If politicians are determined to combat global warming, their best bet is to try something they understand: imposing taxes. A tax on carbon emissions would make investors take into account the risks of global warming. I don't know if it would make them want to build new nuclear power plants, but I trust them to figure it out better than anyone in Washington who claims to see the energy future. And at least they don't dress up as mushrooms.
Mmmm.... More taxes. I feel all warm and fuzzy now. Thank you.
America needs fifty, maybe a hundred in the next twenty years.
My advice is to follow the French (gasp): pick one design, build many many copies. And recycle spent fuel.
This is the only way to tell the Saudis to go to hell. This is the only way to fuel the Hydrogen Economy. This is the only way to desalinate ocean water.
Lazy writing. Bad science, bad facts, horrible conclusions. So what else is new from the liberal vaccum of intelligence?
A liberal's solution to everything: TAX IT!
[...pick one design, build many many copies. And recycle spent fuel.]
This is 100% correct.
Leave it to the Times to use a real "expert" on nuclear physics to lay the issue out for everyone using good hard science and facts.
Carbon tax. Yeah, tax THIS you POS.
And what's wrong with biodiesel? It only costs on average $0.60/gallon vs. the $2.50+/gallon for commercial diesel.
Does any Freeper know how long it would take and how much it would cost to build a nuke power plant today?
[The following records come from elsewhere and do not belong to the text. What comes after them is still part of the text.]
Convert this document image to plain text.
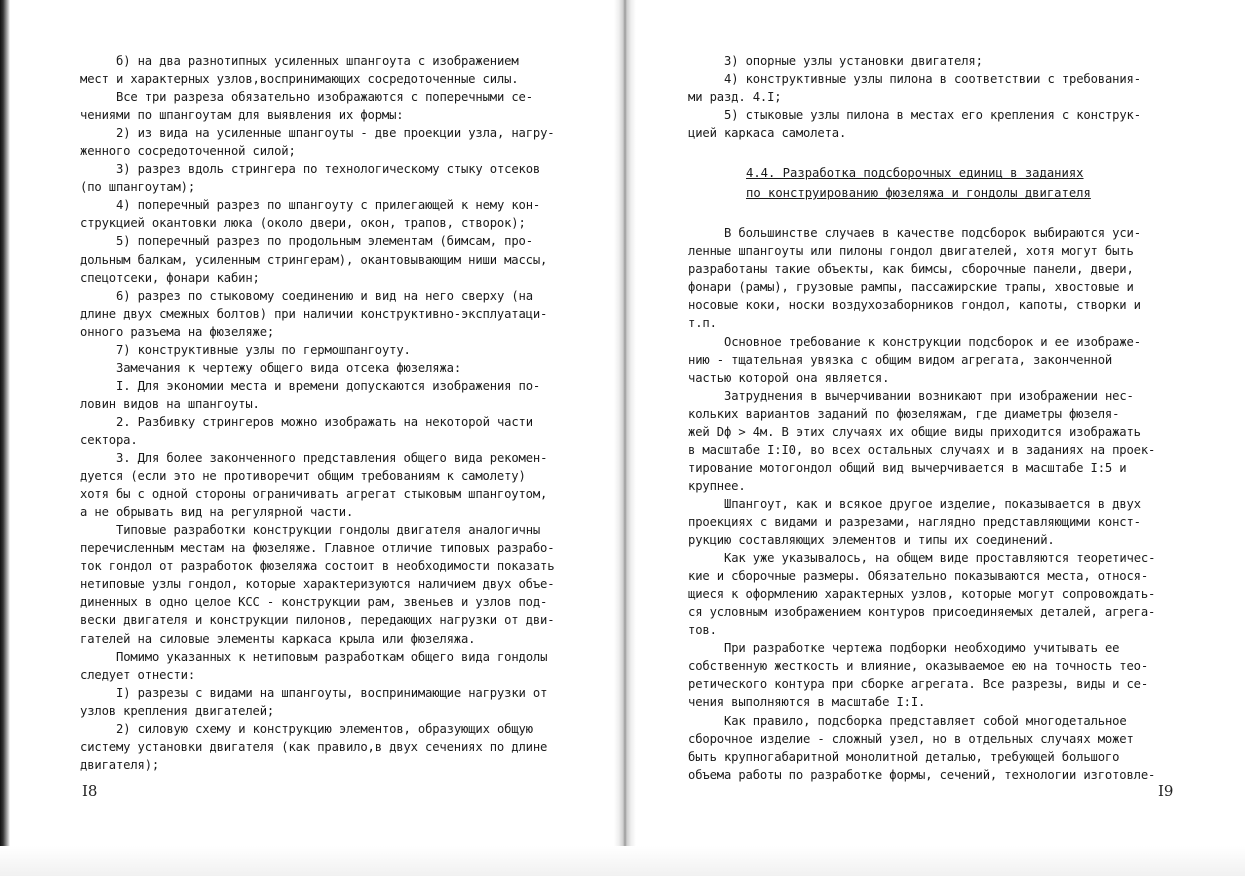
б) на два разнотипных усиленных шпангоута с изображением
мест и характерных узлов,воспринимающих сосредоточенные силы.
Все три разреза обязательно изображаются с поперечными се-
чениями по шпангоутам для выявления их формы:
2) из вида на усиленные шпангоуты - две проекции узла, нагру-
женного сосредоточенной силой;
3) разрез вдоль стрингера по технологическому стыку отсеков
(по шпангоутам);
4) поперечный разрез по шпангоуту с прилегающей к нему кон-
струкцией окантовки люка (около двери, окон, трапов, створок);
5) поперечный разрез по продольным элементам (бимсам, про-
дольным балкам, усиленным стрингерам), окантовывающим ниши массы,
спецотсеки, фонари кабин;
6) разрез по стыковому соединению и вид на него сверху (на
длине двух смежных болтов) при наличии конструктивно-эксплуатаци-
онного разъема на фюзеляже;
7) конструктивные узлы по гермошпангоуту.
Замечания к чертежу общего вида отсека фюзеляжа:
I. Для экономии места и времени допускаются изображения по-
ловин видов на шпангоуты.
2. Разбивку стрингеров можно изображать на некоторой части
сектора.
3. Для более законченного представления общего вида рекомен-
дуется (если это не противоречит общим требованиям к самолету)
хотя бы с одной стороны ограничивать агрегат стыковым шпангоутом,
а не обрывать вид на регулярной части.
Типовые разработки конструкции гондолы двигателя аналогичны
перечисленным местам на фюзеляже. Главное отличие типовых разрабо-
ток гондол от разработок фюзеляжа состоит в необходимости показать
нетиповые узлы гондол, которые характеризуются наличием двух объе-
диненных в одно целое КСС - конструкции рам, звеньев и узлов под-
вески двигателя и конструкции пилонов, передающих нагрузки от дви-
гателей на силовые элементы каркаса крыла или фюзеляжа.
Помимо указанных к нетиповым разработкам общего вида гондолы
следует отнести:
I) разрезы с видами на шпангоуты, воспринимающие нагрузки от
узлов крепления двигателей;
2) силовую схему и конструкцию элементов, образующих общую
систему установки двигателя (как правило,в двух сечениях по длине
двигателя);
I8
3) опорные узлы установки двигателя;
4) конструктивные узлы пилона в соответствии с требования-
ми разд. 4.I;
5) стыковые узлы пилона в местах его крепления с конструк-
цией каркаса самолета.
4.4. Разработка подсборочных единиц в заданиях
по конструированию фюзеляжа и гондолы двигателя
В большинстве случаев в качестве подсборок выбираются уси-
ленные шпангоуты или пилоны гондол двигателей, хотя могут быть
разработаны такие объекты, как бимсы, сборочные панели, двери,
фонари (рамы), грузовые рампы, пассажирские трапы, хвостовые и
носовые коки, носки воздухозаборников гондол, капоты, створки и
т.п.
Основное требование к конструкции подсборок и ее изображе-
нию - тщательная увязка с общим видом агрегата, законченной
частью которой она является.
Затруднения в вычерчивании возникают при изображении нес-
кольких вариантов заданий по фюзеляжам, где диаметры фюзеля-
жей Dф > 4м. В этих случаях их общие виды приходится изображать
в масштабе I:I0, во всех остальных случаях и в заданиях на проек-
тирование мотогондол общий вид вычерчивается в масштабе I:5 и
крупнее.
Шпангоут, как и всякое другое изделие, показывается в двух
проекциях с видами и разрезами, наглядно представляющими конст-
рукцию составляющих элементов и типы их соединений.
Как уже указывалось, на общем виде проставляются теоретичес-
кие и сборочные размеры. Обязательно показываются места, относя-
щиеся к оформлению характерных узлов, которые могут сопровождать-
ся условным изображением контуров присоединяемых деталей, агрега-
тов.
При разработке чертежа подборки необходимо учитывать ее
собственную жесткость и влияние, оказываемое ею на точность тео-
ретического контура при сборке агрегата. Все разрезы, виды и се-
чения выполняются в масштабе I:I.
Как правило, подсборка представляет собой многодетальное
сборочное изделие - сложный узел, но в отдельных случаях может
быть крупногабаритной монолитной деталью, требующей большого
объема работы по разработке формы, сечений, технологии изготовле-
I9
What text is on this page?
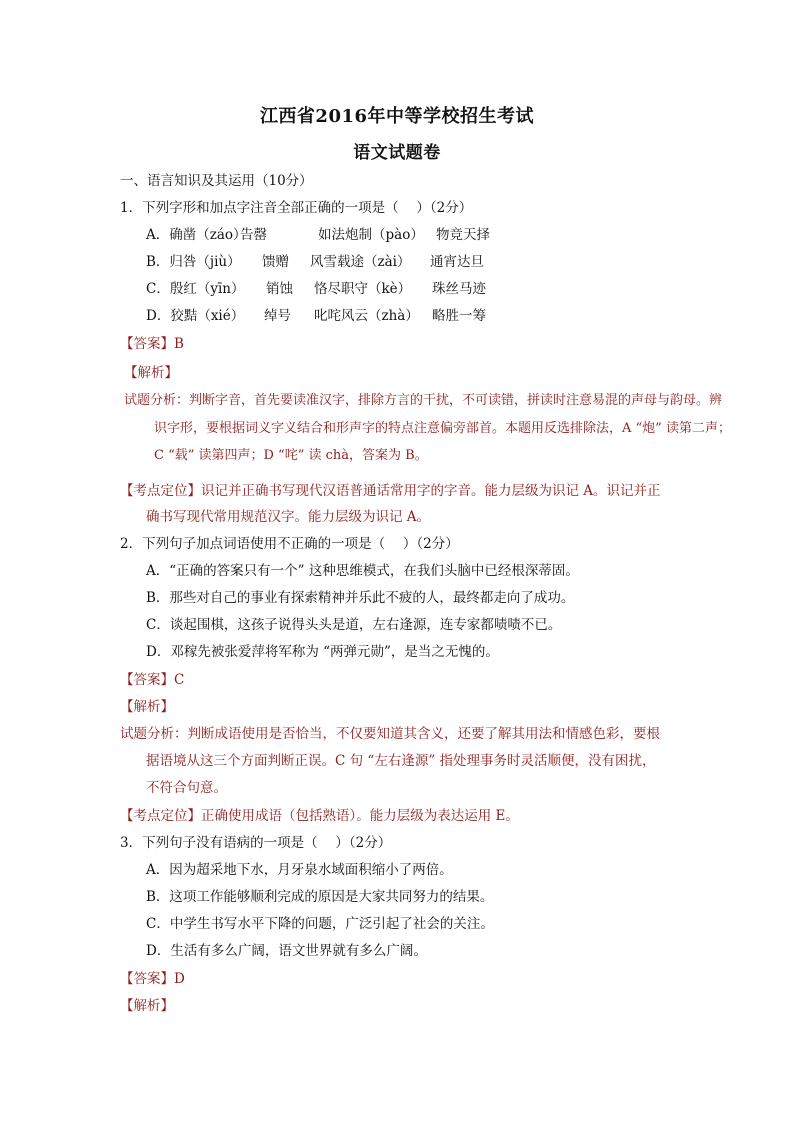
江西省2016年中等学校招生考试
语文试题卷
一、语言知识及其运用（10分）
1．下列字形和加点字注音全部正确的一项是（　 ）（2分）
A．确凿（záo）
告罄	如法炮制（pào） 物竞天择
B．归咎（jiù） 馈赠 风雪载途（zài） 通宵达旦
C．殷红（yīn） 销蚀 恪尽职守（kè） 珠丝马迹
D．狡黠（xié） 绰号 叱咤风云（zhà） 略胜一筹
【答案】B
【解析】
试题分析：判断字音，首先要读准汉字，排除方言的干扰，不可读错，拼读时注意易混的声母与韵母。辨
识字形，要根据词义字义结合和形声字的特点注意偏旁部首。本题用反选排除法，A “炮” 读第二声；
C “载” 读第四声；D “咤” 读 chà，答案为 B。
【考点定位】识记并正确书写现代汉语普通话常用字的字音。能力层级为识记 A。识记并正
确书写现代常用规范汉字。能力层级为识记 A。
2．下列句子加点词语使用不正确的一项是（　 ）（2分）
A．“正确的答案只有一个” 这种思维模式，在我们头脑中已经根深蒂固。
B．那些对自己的事业有探索精神并乐此不疲的人，最终都走向了成功。
C．谈起围棋，这孩子说得头头是道，左右逢源，连专家都啧啧不已。
D．邓稼先被张爱萍将军称为 “两弹元勋”，是当之无愧的。
【答案】C
【解析】
试题分析：判断成语使用是否恰当，不仅要知道其含义，还要了解其用法和情感色彩，要根
据语境从这三个方面判断正误。C 句 “左右逢源” 指处理事务时灵活顺便，没有困扰，
不符合句意。
【考点定位】正确使用成语（包括熟语）。能力层级为表达运用 E。
3．下列句子没有语病的一项是（　 ）（2分）
A．因为超采地下水，月牙泉水域面积缩小了两倍。
B．这项工作能够顺利完成的原因是大家共同努力的结果。
C．中学生书写水平下降的问题，广泛引起了社会的关注。
D．生活有多么广阔，语文世界就有多么广阔。
【答案】D
【解析】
I'm no expert, but my 2 cents is that we should concentrate on superconduction. Then we could make huge nuclear plants out in the dessert where nobody cares, and conduct (superconduct) electricity all over the country.
The author, John Tierney, is no liberal from what I've read in his OpEd columns since he started writing them a month ago. He's conservative on some issues, and libertarian on others. While I don't agree with the carbon dioxide emission tax, what's the bad science, bad facts? While I'm not convinced that recently observed global warming is due mostly to manmade greenhouse gases, nobody who has seen a double beam infrared spectrophotometer work argues that carbon dioxide doesn't work like a heat sink in the infrared portion of the electromagnetic spectrum.
I've posted most, if not all of his articles. I posted "Laura Bush Talks Naughty", but it was yanked because of prudes who over-reacted. Just about all the others have been posted by me here at FR, so if you want to read them, you don't have to pay the Times for the privilege.
Clean, safe nuclear power is a gift from the Creator.